Bei dieser Gelegenheit möchte wir noch einige Anmerkungen zum Bau der ET 10.103 und 104 machen: Die Durchsetzung dieses damals umstrittenen Selbstbauprojektes war nicht sehr leicht zu erwirken. Verbesserungen im Verkehrswesen der 1960er Jahre beschränkten sich im Wesentlichen auf den Individualverkehr. Ing. Karl Zwirchmayr musste somit auch in den eigenen Reihen zahlreiche Zweifler von der Notwendigkeit überzeugen, sogar in eine Nebenbahn zu investieren. Auch den Mitarbeitern der MBS-Werkstätte Schruns, die dem Projekt immer positiv gegenüber gestanden sind, ist es mit zu verdanken dass beide Fahrzeuge heute überhaupt existieren.
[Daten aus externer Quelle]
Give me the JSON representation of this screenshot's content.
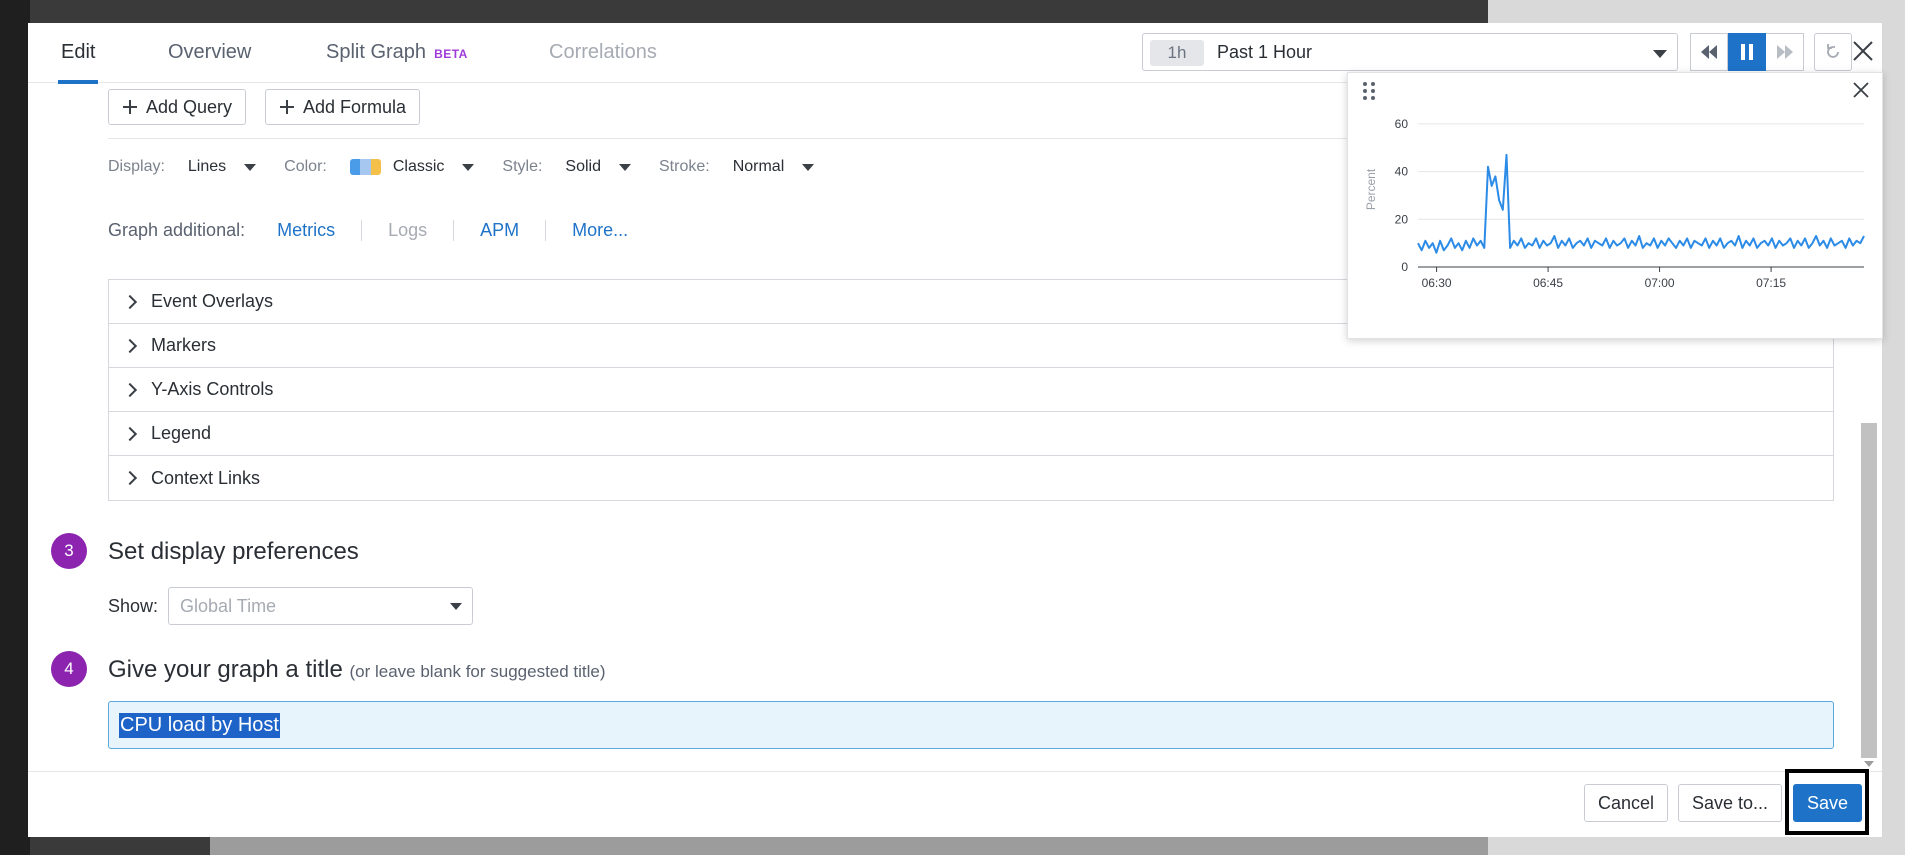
{
  "tabs": [
    {
      "label": "Edit"
    },
    {
      "label": "Overview"
    },
    {
      "label": "Split Graph",
      "badge": "BETA"
    },
    {
      "label": "Correlations"
    }
  ],
  "timepicker": {
    "badge": "1h",
    "label": "Past 1 Hour"
  },
  "buttons": {
    "add_query": "Add Query",
    "add_formula": "Add Formula"
  },
  "display": {
    "display_label": "Display:",
    "display_value": "Lines",
    "color_label": "Color:",
    "color_value": "Classic",
    "style_label": "Style:",
    "style_value": "Solid",
    "stroke_label": "Stroke:",
    "stroke_value": "Normal",
    "palette": [
      "#4a9be8",
      "#a6c8f0",
      "#f5c04a"
    ]
  },
  "graph_additional": {
    "label": "Graph additional:",
    "links": [
      {
        "label": "Metrics",
        "enabled": true
      },
      {
        "label": "Logs",
        "enabled": false
      },
      {
        "label": "APM",
        "enabled": true
      },
      {
        "label": "More...",
        "enabled": true
      }
    ]
  },
  "accordion": [
    "Event Overlays",
    "Markers",
    "Y-Axis Controls",
    "Legend",
    "Context Links"
  ],
  "step3": {
    "number": "3",
    "title": "Set display preferences",
    "show_label": "Show:",
    "show_value": "Global Time"
  },
  "step4": {
    "number": "4",
    "title": "Give your graph a title",
    "subtitle": "(or leave blank for suggested title)",
    "value": "CPU load by Host"
  },
  "footer_buttons": {
    "cancel": "Cancel",
    "save_to": "Save to...",
    "save": "Save"
  },
  "colors": {
    "accent": "#1e73c8",
    "step": "#8c24b0",
    "series": "#2b8be6"
  },
  "chart_data": {
    "type": "line",
    "ylabel": "Percent",
    "ylim": [
      0,
      65
    ],
    "yticks": [
      0,
      20,
      40,
      60
    ],
    "xticks": [
      "06:30",
      "06:45",
      "07:00",
      "07:15"
    ],
    "x_range_minutes": [
      0,
      60
    ],
    "x_tick_minutes": [
      2.5,
      17.5,
      32.5,
      47.5
    ],
    "series": [
      {
        "values": [
          10,
          7,
          11,
          8,
          10,
          6,
          11,
          7,
          9,
          12,
          8,
          10,
          7,
          11,
          8,
          12,
          9,
          11,
          8,
          42,
          34,
          38,
          28,
          24,
          47,
          8,
          11,
          9,
          12,
          8,
          10,
          9,
          12,
          8,
          11,
          9,
          10,
          13,
          8,
          11,
          9,
          12,
          8,
          10,
          11,
          9,
          12,
          8,
          11,
          10,
          9,
          12,
          8,
          11,
          9,
          10,
          12,
          8,
          11,
          9,
          13,
          8,
          10,
          9,
          12,
          8,
          11,
          9,
          12,
          10,
          8,
          11,
          9,
          12,
          8,
          11,
          10,
          9,
          12,
          8,
          11,
          9,
          12,
          8,
          10,
          11,
          9,
          13,
          8,
          11,
          9,
          12,
          8,
          10,
          11,
          9,
          12,
          8,
          11,
          9,
          10,
          12,
          8,
          11,
          9,
          12,
          8,
          10,
          13,
          9,
          11,
          8,
          12,
          9,
          10,
          11,
          8,
          12,
          9,
          11,
          10,
          13
        ]
      }
    ]
  }
}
lm Jahr 1961 wurden dann von der Deutschen Bundesbahn die Dieseltriebwagen VT 63.905 bis 907 angekauft und nach Schruns überstellt. Der Einbau der elektrischen Ausrüstung war in der MBS-Bahnwerkstätte Schruns vorgesehen. Ein schwieriges Unterfangen, welches teilweise belächelt und nicht ernst genommen worden ist. Es war der Umbau der Diesel-Triebwagen VT 63.905 und VT 63.907 in elektrische Zweisystemtriebwagen vorgesehen. Der VT 63.906 blieb Ersatzteilspender. Der damalige Vorstand und der Aufsichtsrat der MBS stimmten vorerst widerwillig nur dem Umbau des VT 63.905 zu. Argumentiert wurde, man wolle abwarten, ob dieses „ausgefallene“ Projekt in der einfachen Werkstätte überhaupt verwirklicht und mit Erfolg abgeschlossen werden könne.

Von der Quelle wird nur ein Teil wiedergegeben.